The impacts are already clear. Staff report feeling less isolated and better supported, with early evidence of reduced sickness and attrition. Patients benefit from proactive interventions such as joined‑up home visits and improved referral standards, helping to identify deterioration earlier and reduce reliance on crisis care. Activity is shifting into community settings, demonstrating how to embed prevention across services and improve outcomes.
Oxfordshire home‑based care
Oxfordshire’s place‑based partnership has brought together acute, community, and local authority services to reduce hospital pressures and improve patient outcomes. A key commissioning decision was the creation of a Transfer of Care hub, where nurses, social workers, and therapists jointly plan discharges. This has reduced delays and ensured therapy and social care are delivered more quickly, improving hospital flow.
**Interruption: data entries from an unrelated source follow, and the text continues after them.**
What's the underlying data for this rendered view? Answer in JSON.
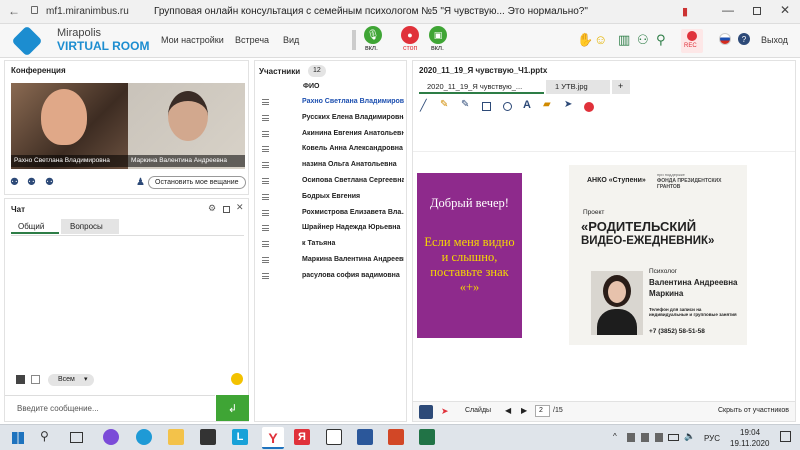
{
  "browser": {
    "url": "mf1.miranimbus.ru",
    "page_title": "Групповая онлайн консультация с семейным психологом №5 \"Я чувствую... Это нормально?\""
  },
  "app": {
    "logo_top": "Mirapolis",
    "logo_bottom": "VIRTUAL ROOM",
    "menu": [
      "Мои настройки",
      "Встреча",
      "Вид"
    ],
    "mic_label": "вкл.",
    "rec_label": "стоп",
    "cam_label": "вкл.",
    "rec_badge": "REC",
    "exit_label": "Выход"
  },
  "conference": {
    "title": "Конференция",
    "video1_name": "Рахно Светлана Владимировна",
    "video2_name": "Маркина Валентина Андреевна",
    "stop_broadcast": "Остановить мое вещание"
  },
  "chat": {
    "title": "Чат",
    "tabs": [
      "Общий",
      "Вопросы"
    ],
    "recipient": "Всем",
    "placeholder": "Введите сообщение..."
  },
  "participants": {
    "title": "Участники",
    "count": "12",
    "column": "ФИО",
    "list": [
      "Рахно Светлана Владимировна",
      "Русских Елена Владимировна",
      "Акинина Евгения Анатольевна",
      "Ковель Анна Александровна",
      "назина Ольга Анатольевна",
      "Осипова Светлана Сергеевна",
      "Бодрых Евгения",
      "Рохмистрова Елизавета Вла...",
      "Шрайнер Надежда Юрьевна",
      "к Татьяна",
      "Маркина Валентина Андреевн",
      "расулова софия вадимовна"
    ]
  },
  "document": {
    "filename": "2020_11_19_Я чувствую_Ч1.pptx",
    "tabs": [
      "2020_11_19_Я чувствую_...",
      "1 УТВ.jpg",
      "+"
    ],
    "slide_left": {
      "greeting": "Добрый вечер!",
      "text": "Если меня видно и слышно, поставьте знак «+»"
    },
    "slide_right": {
      "org": "АНКО «Ступени»",
      "fund_small": "при поддержке",
      "fund": "ФОНДА ПРЕЗИДЕНТСКИХ ГРАНТОВ",
      "project": "Проект",
      "project_title_1": "«РОДИТЕЛЬСКИЙ",
      "project_title_2": "ВИДЕО-ЕЖЕДНЕВНИК»",
      "role": "Психолог",
      "person_1": "Валентина Андреевна",
      "person_2": "Маркина",
      "phone_note": "Телефон для записи на индивидуальные и групповые занятия",
      "phone": "+7 (3852) 58-51-58"
    },
    "bottom": {
      "slides_label": "Слайды",
      "page": "2",
      "total": "/15",
      "hide": "Скрыть от участников"
    }
  },
  "taskbar": {
    "lang": "РУС",
    "time": "19:04",
    "date": "19.11.2020"
  },
  "colors": {
    "purple": "#8e2a8c",
    "green": "#3fa535",
    "red": "#e0313a"
  }
}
Commissioners also expanded home‑based care capacity from 20,000 to 30,000 hours per week, shifting the balance of care towards independence and recovery at home. INTs built around PCNs in Banbury, Bicester, and Oxford, were commissioned to address local priorities such as frailty, child respiratory conditions, and inequalities in deprived areas. These multidisciplinary teams coordinate health, social care, and voluntary support, helping residents avoid unnecessary hospital visits and live independently.
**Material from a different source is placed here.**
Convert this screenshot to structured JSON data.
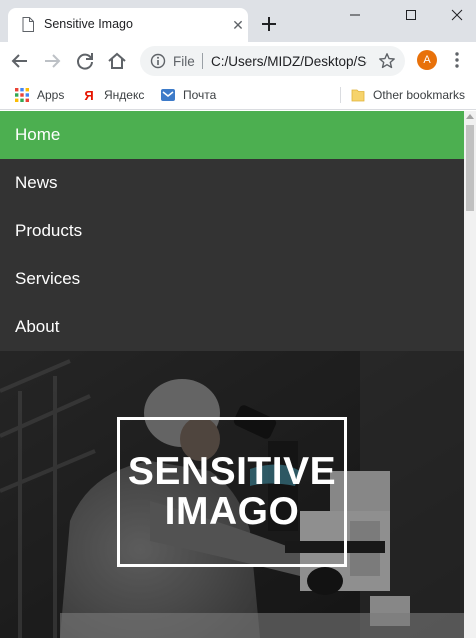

The impact has been clear: proactive neighbourhood care has lowered demand for acute services, while expanded home‑based provision has enabled more patients to recover at home. By using commissioning to integrate services, Oxfordshire has created a model that combines hospital flow improvements with community‑based prevention. Place‑based commissioning harnesses local authority accountability and NHS expertise, strengthening system ownership and tackling inequalities.
Delegating specialised commissioning from NHS England to ICBs offers real promise, but it’s not without complexity. Done well, this shift can bring some specialised services closer to home, including into neighbourhood settings, improving access and experience for patients. But it also carries risks. Commissioning over smaller footprints can fragment services that rely on consistency and specialist expertise. To avoid this, as strategic commissioners, ICBs must work hand-in-hand with providers striking the right balance between local delivery and national standards.
Alongside these changes, enabling collaboration beyond the health sector is critical. Stronger partnerships with local government are key to moving from a system that treats sickness to one that prevents it. Co-commissioning offers huge potential to wrap care around people with complex needs. Greater Manchester's pooled budgets show what’s possible. Yet, as ICBs consolidate and local authorities undergo restructure, new challenges are emerging. ICBs will need to adopt flexible, place-based approaches that keep public health and social care central to commissioning decisions, ensuring prevention and equity remain at the heart of system design.